Hundreds of people, including “around 100” gendarmes, have been injured in the unrest, French Interior Minister Gerald Darmanin said on Wednesday in Paris.
In Noumea and the commune of Paita, there were reports of several exchanges of fire between civil defence groups and rioters.
On Wednesday, streets in the capital were pocked by the shells of burned-out cars and buildings, including a sports store and a large concrete climbing wall.
“Numerous arsons and pillaging of shops, infrastructure and public buildings – including primary and secondary schools – were carried out,” said the High Commission.
Security forces had managed to regain control of Noumea’s penitentiary, which holds about 50 inmates, after an uprising and escape attempt by prisoners, it said in a statement.
A night-time curfew was extended, along with bans on gatherings, the carrying of weapons and the sale of alcohol.
The territory’s La Tontouta international airport remained closed to commercial flights, and people were urged to restrict any travel during the day, the High Commission said.
Anger has been simmering for weeks over plans in Paris to change the constitution to allow more people to vote in New Caledonia’s provincial elections.
Critics say the move would marginalise the Indigenous Kanak people, who make up about 40 percent of the population, by allowing more recent European arrivals to vote.
France says the rules must be changed to support democracy on the island.
The National Assembly in Paris adopted the measure after a lengthy debate shortly after midnight, by 351 votes to 153.
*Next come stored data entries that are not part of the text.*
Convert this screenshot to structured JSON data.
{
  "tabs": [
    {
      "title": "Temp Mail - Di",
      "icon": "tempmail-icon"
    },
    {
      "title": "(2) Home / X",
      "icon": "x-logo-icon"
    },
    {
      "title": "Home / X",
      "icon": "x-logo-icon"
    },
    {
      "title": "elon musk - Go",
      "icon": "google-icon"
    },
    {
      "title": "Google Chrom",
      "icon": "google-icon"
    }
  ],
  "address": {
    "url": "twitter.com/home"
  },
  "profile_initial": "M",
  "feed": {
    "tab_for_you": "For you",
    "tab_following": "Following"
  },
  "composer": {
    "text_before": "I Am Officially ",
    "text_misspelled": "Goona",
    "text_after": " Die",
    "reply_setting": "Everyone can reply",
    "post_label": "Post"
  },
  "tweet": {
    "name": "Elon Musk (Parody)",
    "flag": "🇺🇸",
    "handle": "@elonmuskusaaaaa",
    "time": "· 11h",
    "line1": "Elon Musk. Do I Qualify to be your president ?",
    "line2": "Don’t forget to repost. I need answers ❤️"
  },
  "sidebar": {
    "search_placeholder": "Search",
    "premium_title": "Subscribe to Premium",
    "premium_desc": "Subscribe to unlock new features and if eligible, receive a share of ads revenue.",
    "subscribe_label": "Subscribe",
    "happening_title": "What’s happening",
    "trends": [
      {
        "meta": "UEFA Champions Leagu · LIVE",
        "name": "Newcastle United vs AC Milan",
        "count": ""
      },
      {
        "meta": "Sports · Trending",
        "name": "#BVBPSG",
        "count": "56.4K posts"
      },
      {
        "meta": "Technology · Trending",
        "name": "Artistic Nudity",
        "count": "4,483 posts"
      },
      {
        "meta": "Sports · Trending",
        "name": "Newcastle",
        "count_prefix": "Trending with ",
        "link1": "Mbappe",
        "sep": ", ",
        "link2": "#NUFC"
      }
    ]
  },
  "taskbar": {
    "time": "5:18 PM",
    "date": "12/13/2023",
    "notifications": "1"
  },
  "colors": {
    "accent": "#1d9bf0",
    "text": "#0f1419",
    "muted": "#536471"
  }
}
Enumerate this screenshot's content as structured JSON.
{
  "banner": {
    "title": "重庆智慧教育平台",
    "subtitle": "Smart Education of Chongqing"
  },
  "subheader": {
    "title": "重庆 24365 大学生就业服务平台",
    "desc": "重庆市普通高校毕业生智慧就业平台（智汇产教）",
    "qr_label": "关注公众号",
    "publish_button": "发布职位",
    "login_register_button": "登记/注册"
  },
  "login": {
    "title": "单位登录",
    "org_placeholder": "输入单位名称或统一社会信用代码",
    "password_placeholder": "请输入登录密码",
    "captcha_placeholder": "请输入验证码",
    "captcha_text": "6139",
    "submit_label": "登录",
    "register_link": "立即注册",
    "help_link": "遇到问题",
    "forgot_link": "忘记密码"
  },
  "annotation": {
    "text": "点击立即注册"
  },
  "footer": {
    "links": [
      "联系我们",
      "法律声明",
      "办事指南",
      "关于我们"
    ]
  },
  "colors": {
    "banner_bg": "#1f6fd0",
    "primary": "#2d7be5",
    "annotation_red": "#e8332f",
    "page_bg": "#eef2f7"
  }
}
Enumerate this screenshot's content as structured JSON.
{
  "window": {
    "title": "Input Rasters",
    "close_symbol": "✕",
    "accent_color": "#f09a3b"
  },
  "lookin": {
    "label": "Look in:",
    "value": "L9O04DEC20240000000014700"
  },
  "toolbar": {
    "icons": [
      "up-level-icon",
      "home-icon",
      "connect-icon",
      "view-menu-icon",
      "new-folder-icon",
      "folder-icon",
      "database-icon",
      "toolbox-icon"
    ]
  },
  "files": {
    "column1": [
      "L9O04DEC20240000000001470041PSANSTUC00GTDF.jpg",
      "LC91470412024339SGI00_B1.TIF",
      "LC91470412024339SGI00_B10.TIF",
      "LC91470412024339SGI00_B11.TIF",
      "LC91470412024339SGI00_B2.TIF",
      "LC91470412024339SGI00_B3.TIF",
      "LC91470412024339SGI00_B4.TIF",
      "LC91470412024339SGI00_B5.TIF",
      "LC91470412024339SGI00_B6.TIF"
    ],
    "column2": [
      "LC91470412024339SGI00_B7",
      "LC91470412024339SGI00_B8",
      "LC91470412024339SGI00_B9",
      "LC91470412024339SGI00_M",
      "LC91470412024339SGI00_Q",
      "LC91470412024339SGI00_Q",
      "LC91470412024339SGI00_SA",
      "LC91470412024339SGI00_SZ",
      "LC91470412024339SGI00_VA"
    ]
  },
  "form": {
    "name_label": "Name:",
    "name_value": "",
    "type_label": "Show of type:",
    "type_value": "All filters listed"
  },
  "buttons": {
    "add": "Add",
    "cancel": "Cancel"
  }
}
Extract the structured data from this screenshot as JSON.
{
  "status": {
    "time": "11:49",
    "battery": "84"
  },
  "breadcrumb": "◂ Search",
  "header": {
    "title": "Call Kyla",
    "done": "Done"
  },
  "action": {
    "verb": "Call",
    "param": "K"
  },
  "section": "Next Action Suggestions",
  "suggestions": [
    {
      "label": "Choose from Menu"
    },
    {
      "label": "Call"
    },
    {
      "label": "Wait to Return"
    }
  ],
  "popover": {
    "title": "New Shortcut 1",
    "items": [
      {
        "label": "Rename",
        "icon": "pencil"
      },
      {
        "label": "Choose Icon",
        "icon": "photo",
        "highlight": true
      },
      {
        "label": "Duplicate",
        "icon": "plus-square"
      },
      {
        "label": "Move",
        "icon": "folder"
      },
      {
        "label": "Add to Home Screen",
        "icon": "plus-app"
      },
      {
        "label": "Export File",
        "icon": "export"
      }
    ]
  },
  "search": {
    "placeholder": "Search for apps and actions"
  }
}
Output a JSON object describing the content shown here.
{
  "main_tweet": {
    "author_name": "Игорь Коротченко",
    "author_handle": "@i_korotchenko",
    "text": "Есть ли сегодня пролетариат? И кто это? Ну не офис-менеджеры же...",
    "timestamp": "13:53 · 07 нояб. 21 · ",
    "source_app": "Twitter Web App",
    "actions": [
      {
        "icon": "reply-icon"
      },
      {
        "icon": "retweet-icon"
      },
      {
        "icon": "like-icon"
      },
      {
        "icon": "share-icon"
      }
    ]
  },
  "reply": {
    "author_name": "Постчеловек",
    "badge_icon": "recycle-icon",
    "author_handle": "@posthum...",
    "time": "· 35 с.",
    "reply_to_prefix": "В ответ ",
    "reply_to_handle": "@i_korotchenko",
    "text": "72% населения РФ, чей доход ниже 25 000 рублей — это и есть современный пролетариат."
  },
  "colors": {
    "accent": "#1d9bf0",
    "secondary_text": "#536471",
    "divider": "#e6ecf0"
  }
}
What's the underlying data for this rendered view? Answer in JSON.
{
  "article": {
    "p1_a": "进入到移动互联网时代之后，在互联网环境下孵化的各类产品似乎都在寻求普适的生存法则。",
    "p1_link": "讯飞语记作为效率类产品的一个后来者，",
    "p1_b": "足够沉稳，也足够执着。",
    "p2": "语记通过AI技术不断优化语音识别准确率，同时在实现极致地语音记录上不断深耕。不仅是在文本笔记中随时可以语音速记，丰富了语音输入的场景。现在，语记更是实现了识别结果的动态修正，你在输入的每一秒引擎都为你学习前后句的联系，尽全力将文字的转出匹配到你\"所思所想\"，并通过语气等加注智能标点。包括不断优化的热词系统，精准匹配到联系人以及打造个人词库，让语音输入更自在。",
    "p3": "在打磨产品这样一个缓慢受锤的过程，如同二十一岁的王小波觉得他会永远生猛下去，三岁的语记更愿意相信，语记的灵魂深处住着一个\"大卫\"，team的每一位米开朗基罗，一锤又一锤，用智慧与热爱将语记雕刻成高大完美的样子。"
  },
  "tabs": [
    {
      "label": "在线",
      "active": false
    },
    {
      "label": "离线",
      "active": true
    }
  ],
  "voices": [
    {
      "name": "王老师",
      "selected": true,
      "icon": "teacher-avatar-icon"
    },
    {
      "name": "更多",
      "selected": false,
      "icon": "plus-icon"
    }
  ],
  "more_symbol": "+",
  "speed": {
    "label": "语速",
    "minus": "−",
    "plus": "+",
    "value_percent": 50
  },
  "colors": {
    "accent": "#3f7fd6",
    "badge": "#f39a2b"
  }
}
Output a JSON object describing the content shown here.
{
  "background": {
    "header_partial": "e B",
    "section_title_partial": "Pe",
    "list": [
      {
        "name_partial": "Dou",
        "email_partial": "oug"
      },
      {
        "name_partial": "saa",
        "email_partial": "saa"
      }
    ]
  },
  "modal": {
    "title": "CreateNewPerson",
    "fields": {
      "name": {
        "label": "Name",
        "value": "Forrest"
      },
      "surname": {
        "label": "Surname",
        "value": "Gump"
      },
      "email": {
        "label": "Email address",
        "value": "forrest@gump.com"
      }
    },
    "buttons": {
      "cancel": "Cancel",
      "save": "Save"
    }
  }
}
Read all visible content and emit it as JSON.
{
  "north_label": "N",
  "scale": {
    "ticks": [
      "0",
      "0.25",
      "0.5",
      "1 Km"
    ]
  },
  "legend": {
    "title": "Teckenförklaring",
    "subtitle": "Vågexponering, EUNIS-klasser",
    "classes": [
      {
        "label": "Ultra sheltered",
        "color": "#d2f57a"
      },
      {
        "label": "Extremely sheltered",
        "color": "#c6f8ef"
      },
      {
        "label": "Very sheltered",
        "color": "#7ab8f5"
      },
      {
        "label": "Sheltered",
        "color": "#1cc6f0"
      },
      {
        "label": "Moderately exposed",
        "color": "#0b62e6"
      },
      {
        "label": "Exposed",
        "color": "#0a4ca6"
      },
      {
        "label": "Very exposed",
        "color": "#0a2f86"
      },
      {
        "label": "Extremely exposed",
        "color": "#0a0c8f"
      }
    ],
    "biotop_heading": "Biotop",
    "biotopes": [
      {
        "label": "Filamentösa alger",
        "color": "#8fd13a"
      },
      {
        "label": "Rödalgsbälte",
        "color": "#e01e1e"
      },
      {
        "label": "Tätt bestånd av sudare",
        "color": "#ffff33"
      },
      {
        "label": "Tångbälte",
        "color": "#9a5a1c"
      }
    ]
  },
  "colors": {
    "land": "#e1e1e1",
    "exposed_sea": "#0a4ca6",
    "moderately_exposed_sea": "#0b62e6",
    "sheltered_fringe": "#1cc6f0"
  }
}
Afterwards, Macron urged New Caledonian representatives in a letter to “unambiguously condemn all this violence” and “call for calm”, the AFP news agency reported.
A joint sitting of the National Assembly and the Senate is necessary for the new rules to take effect because they represent a constitutional change.
Long-running problems
New Caledonia, which has a population of nearly 300,000, lies between Australia and Fiji and is one of France’s biggest overseas territories.
About 17,000km (10,563 miles) from Paris, the territory is a key part of France’s claim as a Pacific power, but the Kanak people have long chafed at rule from Paris.
Denise Fisher, a former Australian consul general in New Caledonia, said she was not surprised at the violence of the past few days and told Al Jazeera it showed “a real and fundamental breakdown in the way the territory is being managed”.
The voting rules are part of the so-called Noumea Accord of 1998.
Under the deal, France agreed to cede the territory more political power and to limit voting in New Caledonia’s provincial and assembly elections to those who were residents of the island at the time.
About 40,000 French citizens have moved to New Caledonia since 1998, and the changes expand the electoral roll to include those who have lived in the territory for 10 years.
The Noumea Accord also included a series of three independence referendums, with the last one taking place in December 2021 at the height of the COVID-19 pandemic. Pro-independence groups boycotted the vote, which backed remaining in France, and rejected the result.
They have been calling for a new vote.
Urging calm
On Wednesday, the main pro-independence Kanak Socialist National Liberation Front (FLNKS) urged calm and condemned the violence, calling in a statement for the rioters to return home.
Socioeconomic marginalisation, land dispossession and disenfranchisement of the Kanaks have long been a source of violent civil unrest in New Caledonia.
In a 1987 referendum, independence supporters, angered at recent residents of the territory being given the right to vote, also led a boycott.
The overwhelming vote in favour of remaining in France led to violent protests and, ultimately, to the 1988 Matignon Accord, aimed at rectifying inequality, and the Noumea Accord, with its vision of a “shared sovereignty”.
“The concerns are deep-seated,” Fisher said.